The airstaff was great, Peter, Ashley, Buzz, Shawn Whitney, Brian, Larry, and Paul they always made me smile! They really all did a great job! All very talented and I know will do fine!

When I got another job I didn't know what to do. Leaving KZLA and all those people, was the hardest thing I have ever done. The Promotions staff was great! We did A LOT! We could run that department with ours eyes closed! Brad, Steve, Eric, Deanne, Brandon and Bonnie were some of the greatest people I could have asked for as a boss, a friends, and a mentor! The street team was great! We always had new people....and they always did a great job!
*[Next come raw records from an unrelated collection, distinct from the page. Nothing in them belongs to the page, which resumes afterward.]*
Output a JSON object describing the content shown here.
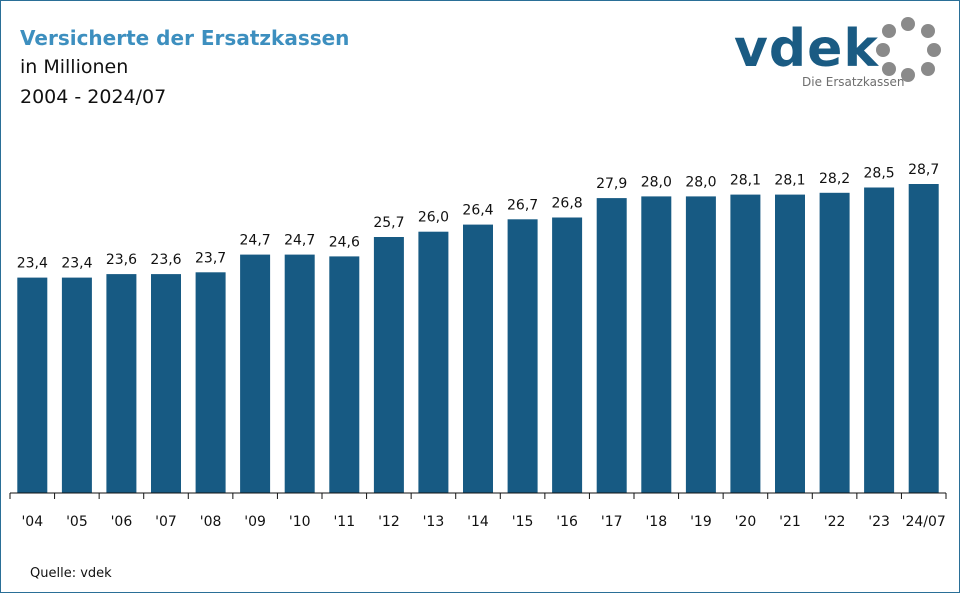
{
  "header": {
    "title": "Versicherte der Ersatzkassen",
    "subtitle": "in Millionen",
    "period": "2004 - 2024/07"
  },
  "logo": {
    "wordmark": "vdek",
    "tagline": "Die Ersatzkassen",
    "icon": "ring-of-dots-icon",
    "brand_color": "#1a5b83",
    "dot_color": "#8a8a8a"
  },
  "footer": {
    "source": "Quelle: vdek"
  },
  "colors": {
    "bar": "#175a83",
    "title": "#3d8fbf"
  },
  "chart_data": {
    "type": "bar",
    "title": "Versicherte der Ersatzkassen",
    "ylabel": "in Millionen",
    "categories": [
      "'04",
      "'05",
      "'06",
      "'07",
      "'08",
      "'09",
      "'10",
      "'11",
      "'12",
      "'13",
      "'14",
      "'15",
      "'16",
      "'17",
      "'18",
      "'19",
      "'20",
      "'21",
      "'22",
      "'23",
      "'24/07"
    ],
    "values": [
      23.4,
      23.4,
      23.6,
      23.6,
      23.7,
      24.7,
      24.7,
      24.6,
      25.7,
      26.0,
      26.4,
      26.7,
      26.8,
      27.9,
      28.0,
      28.0,
      28.1,
      28.1,
      28.2,
      28.5,
      28.7
    ],
    "value_labels": [
      "23,4",
      "23,4",
      "23,6",
      "23,6",
      "23,7",
      "24,7",
      "24,7",
      "24,6",
      "25,7",
      "26,0",
      "26,4",
      "26,7",
      "26,8",
      "27,9",
      "28,0",
      "28,0",
      "28,1",
      "28,1",
      "28,2",
      "28,5",
      "28,7"
    ],
    "ylim": [
      11.2,
      28.7
    ],
    "grid": false
  }
}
Andy was my partner in crime! I couldn't have done it with out him! We were each others other half! Rich, you, Shawn, Brandon, and Larry gave some of the best hugs! Tonya (aka Scorpio) always made me laugh and RJ always gave me a hard time as I would always give him one right back! Rich one thing I learned from you (and I still use today) is that you hated clapping....cause it always faded out. Someone will always stop clapping and the rest will follow! That I learned from you on my first Studio Z as an intern on the morning show.

I agree that country radio is not dead in LA! It will be back.....but It will never be the same! I love KZLA and everyone who worked so hard to make it the BEST!